The year 2021 saw the greatest effects of the semiconductor shortages, with over 10 million units of lost light vehicle production, severely curtailed sales, and unfulfilled demand. The total output loss in 2022 is probably closer to 7 million units, with the effects of the war in Ukraine contributing as much as 1.7 million units of that loss.

There are several signs that lost production will decline significantly in 2023, especially toward the end of the year. Although, in the context of the start of a generalized recession brought on by high inflation, rising interest rates, and the ensuing hit to consumer spending, this will also partially be the result of reducing demand.

Ongoing 5G Revolution

Although Tesla has been a pioneer in the automotive industry when it comes to over-the-air (OTA) updates to a variety of vehicle systems, newer models from other OEMs already offer sizable updates to main operating systems and other auxiliary components. The promise made by OEMs and their supplier partners is that as performance enhancements are supplied right to the vehicle, your car will truly get better over time.

Such improvements will be supported by the enormous bandwidth and low latency of 5G, which will also reduce the time required to transfer massive updates and the risk of vehicles being “bricked” by incomplete updates that failed due to the shortcomings of 4G/LTE systems (relative to 5G).

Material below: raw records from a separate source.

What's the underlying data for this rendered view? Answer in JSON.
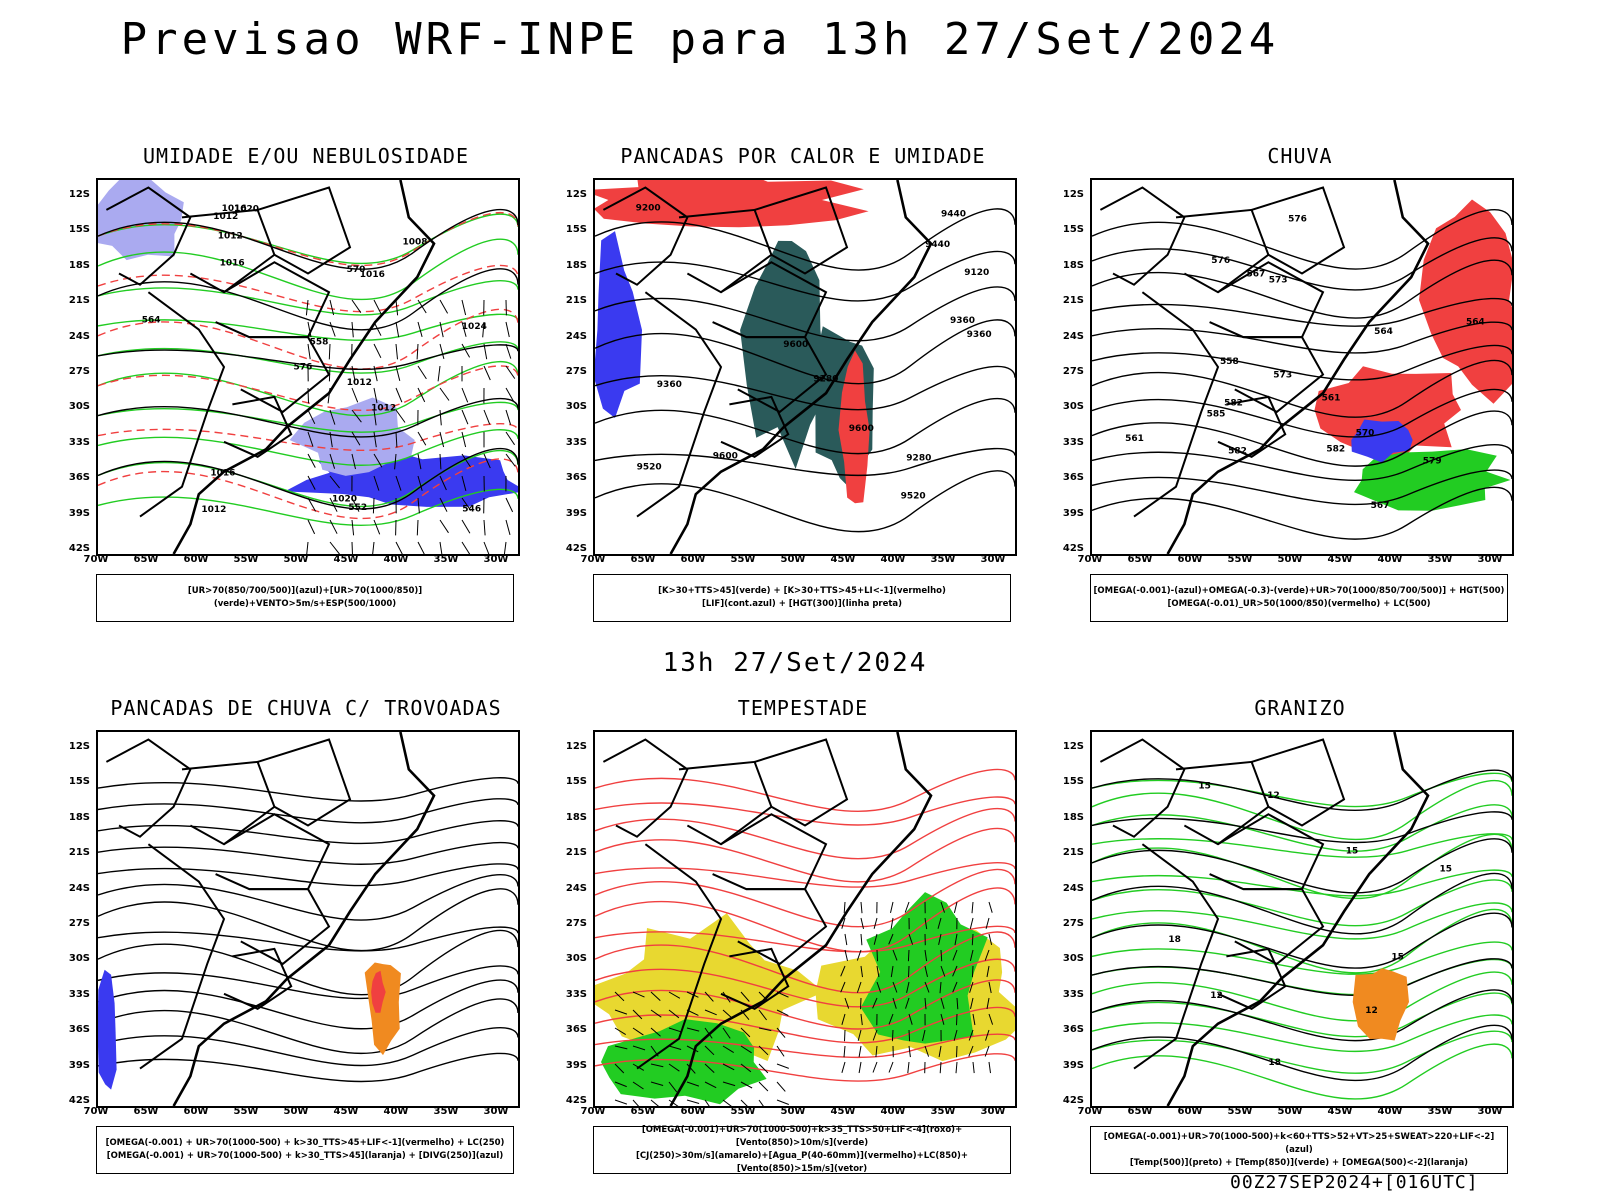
{
  "title": "Previsao WRF-INPE  para 13h 27/Set/2024",
  "subtitle": "13h 27/Set/2024",
  "footer": "00Z27SEP2024+[016UTC]",
  "lat_labels": [
    "12S",
    "15S",
    "18S",
    "21S",
    "24S",
    "27S",
    "30S",
    "33S",
    "36S",
    "39S",
    "42S"
  ],
  "lon_labels": [
    "70W",
    "65W",
    "60W",
    "55W",
    "50W",
    "45W",
    "40W",
    "35W",
    "30W"
  ],
  "colors": {
    "blue": "#3a3af0",
    "lightblue": "#aaaaf0",
    "green": "#22cc22",
    "red": "#f04040",
    "darkteal": "#2a5a5a",
    "yellow": "#e8d830",
    "orange": "#f08a20"
  },
  "panels": [
    {
      "title": "UMIDADE E/OU NEBULOSIDADE",
      "legend": [
        "[UR>70(850/700/500)](azul)+[UR>70(1000/850)](verde)+VENTO>5m/s+ESP(500/1000)"
      ],
      "labels": [
        "1012",
        "1016",
        "1012",
        "1012",
        "1016",
        "1020",
        "1016",
        "1012",
        "576",
        "570",
        "564",
        "558",
        "552",
        "546",
        "1008",
        "1012",
        "1016",
        "1020",
        "1024"
      ]
    },
    {
      "title": "PANCADAS POR CALOR E UMIDADE",
      "legend": [
        "[K>30+TTS>45](verde) + [K>30+TTS>45+LI<-1](vermelho)",
        "[LIF](cont.azul) + [HGT(300)](linha preta)"
      ],
      "labels": [
        "9600",
        "9600",
        "9600",
        "9520",
        "9520",
        "9440",
        "9440",
        "9360",
        "9360",
        "9280",
        "9280",
        "9200",
        "9120",
        "9360"
      ]
    },
    {
      "title": "CHUVA",
      "legend": [
        "[OMEGA(-0.001)-(azul)+OMEGA(-0.3)-(verde)+UR>70(1000/850/700/500)] + HGT(500)",
        "[OMEGA(-0.01)_UR>50(1000/850)(vermelho) + LC(500)"
      ],
      "labels": [
        "582",
        "585",
        "582",
        "582",
        "579",
        "576",
        "573",
        "570",
        "567",
        "564",
        "561",
        "561",
        "558",
        "576",
        "573",
        "567",
        "564"
      ]
    },
    {
      "title": "PANCADAS DE CHUVA C/ TROVOADAS",
      "legend": [
        "[OMEGA(-0.001) + UR>70(1000-500) + k>30_TTS>45+LIF<-1](vermelho) + LC(250)",
        "[OMEGA(-0.001) + UR>70(1000-500) + k>30_TTS>45](laranja) + [DIVG(250)](azul)"
      ],
      "labels": []
    },
    {
      "title": "TEMPESTADE",
      "legend": [
        "[OMEGA(-0.001)+UR>70(1000-500)+k>35_TTS>50+LIF<-4](roxo)+[Vento(850)>10m/s](verde)",
        "[CJ(250)>30m/s](amarelo)+[Agua_P(40-60mm)](vermelho)+LC(850)+[Vento(850)>15m/s](vetor)"
      ],
      "labels": []
    },
    {
      "title": "GRANIZO",
      "legend": [
        "[OMEGA(-0.001)+UR>70(1000-500)+k<60+TTS>52+VT>25+SWEAT>220+LIF<-2](azul)",
        "[Temp(500)](preto) + [Temp(850)](verde) + [OMEGA(500)<-2](laranja)"
      ],
      "labels": [
        "12",
        "15",
        "18",
        "15",
        "12",
        "15",
        "18",
        "15",
        "12"
      ]
    }
  ]
}
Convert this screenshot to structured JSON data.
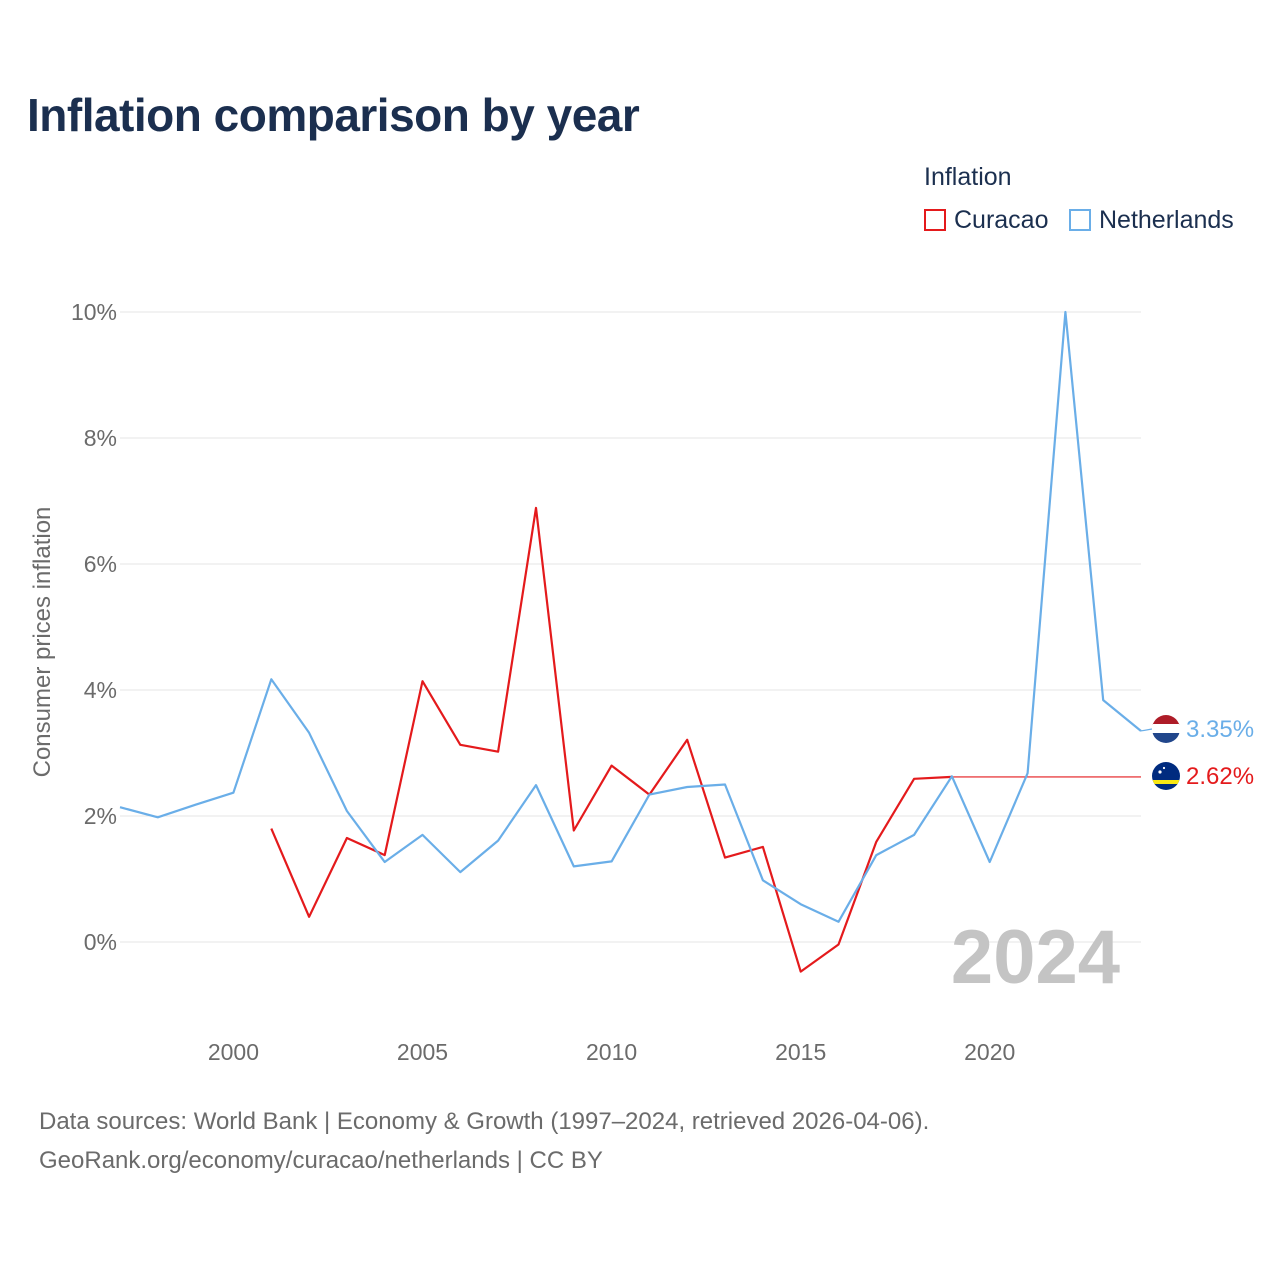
{
  "chart_data": {
    "type": "line",
    "title": "Inflation comparison by year",
    "legend_title": "Inflation",
    "ylabel": "Consumer prices inflation",
    "xlabel": "",
    "xlim": [
      1997,
      2024
    ],
    "ylim": [
      -1,
      10
    ],
    "x_ticks": [
      2000,
      2005,
      2010,
      2015,
      2020
    ],
    "y_ticks": [
      0,
      2,
      4,
      6,
      8,
      10
    ],
    "y_tick_labels": [
      "0%",
      "2%",
      "4%",
      "6%",
      "8%",
      "10%"
    ],
    "year_watermark": "2024",
    "series": [
      {
        "name": "Curacao",
        "color": "#e41a1c",
        "end_label": "2.62%",
        "flag": "curacao",
        "points": [
          [
            2001,
            1.8
          ],
          [
            2002,
            0.4
          ],
          [
            2003,
            1.65
          ],
          [
            2004,
            1.38
          ],
          [
            2005,
            4.14
          ],
          [
            2006,
            3.13
          ],
          [
            2007,
            3.02
          ],
          [
            2008,
            6.89
          ],
          [
            2009,
            1.77
          ],
          [
            2010,
            2.8
          ],
          [
            2011,
            2.34
          ],
          [
            2012,
            3.21
          ],
          [
            2013,
            1.34
          ],
          [
            2014,
            1.51
          ],
          [
            2015,
            -0.47
          ],
          [
            2016,
            -0.04
          ],
          [
            2017,
            1.59
          ],
          [
            2018,
            2.59
          ],
          [
            2019,
            2.62
          ]
        ],
        "carried_to": 2024,
        "carried_value": 2.62
      },
      {
        "name": "Netherlands",
        "color": "#6aaee8",
        "end_label": "3.35%",
        "flag": "netherlands",
        "points": [
          [
            1997,
            2.14
          ],
          [
            1998,
            1.98
          ],
          [
            1999,
            2.18
          ],
          [
            2000,
            2.37
          ],
          [
            2001,
            4.17
          ],
          [
            2002,
            3.32
          ],
          [
            2003,
            2.08
          ],
          [
            2004,
            1.27
          ],
          [
            2005,
            1.7
          ],
          [
            2006,
            1.11
          ],
          [
            2007,
            1.61
          ],
          [
            2008,
            2.49
          ],
          [
            2009,
            1.2
          ],
          [
            2010,
            1.28
          ],
          [
            2011,
            2.34
          ],
          [
            2012,
            2.46
          ],
          [
            2013,
            2.5
          ],
          [
            2014,
            0.98
          ],
          [
            2015,
            0.6
          ],
          [
            2016,
            0.32
          ],
          [
            2017,
            1.38
          ],
          [
            2018,
            1.7
          ],
          [
            2019,
            2.63
          ],
          [
            2020,
            1.27
          ],
          [
            2021,
            2.68
          ],
          [
            2022,
            10.0
          ],
          [
            2023,
            3.84
          ],
          [
            2024,
            3.35
          ]
        ]
      }
    ]
  },
  "footer": {
    "source_line_1": "Data sources: World Bank | Economy & Growth (1997–2024, retrieved 2026-04-06).",
    "source_line_2": "GeoRank.org/economy/curacao/netherlands | CC BY"
  }
}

Although 5G coverage is, to variable degrees, integrated into modern car designs, 4G/LTE connectivity does serve some of the ever-expanding requirements of connected systems. For instance, a number of OEMs and telecoms companies in the US have inked agreements to include full 5G connectivity and an increase in connected capabilities in vehicles with the 2024 model year that goes on sale in the later part of 2023.

Automotive Industry

End of ICE-age

Automakers will need to strike the correct balance between growing their current businesses and funding the vehicles of the future if they want to transition to green mobility. By 2035, 50% of the major car markets plan to phase out internal combustion engines (ICEs), a process that is being sped up by the rapid growth of clean air or low-emission zones. Battery recycling is another issue that is drawing more attention, and the EU is taking steps to guarantee that the necessary infrastructure is in place to make it possible.

The processing of vehicles at the end of their useful lives, including EV batteries, sustainable part sourcing, and the growing use of recyclable materials in the overall design are all expected to receive increased attention from automakers.


Although the future of the automotive industry appears promising, there will be difficulties. Manufacturers will need to simultaneously develop for the future while also responding to and adapting to current issues, as the industry’s sustained resilience will be crucial.

The automotive industry will have challenges in fully using the momentum and continuing to serve its customers and consumers given the pace of technological advancements. In a sector that is continuously reinventing itself and looking ahead to exciting and possibly more purpose-driven times, we are witnessing history repeat itself once more.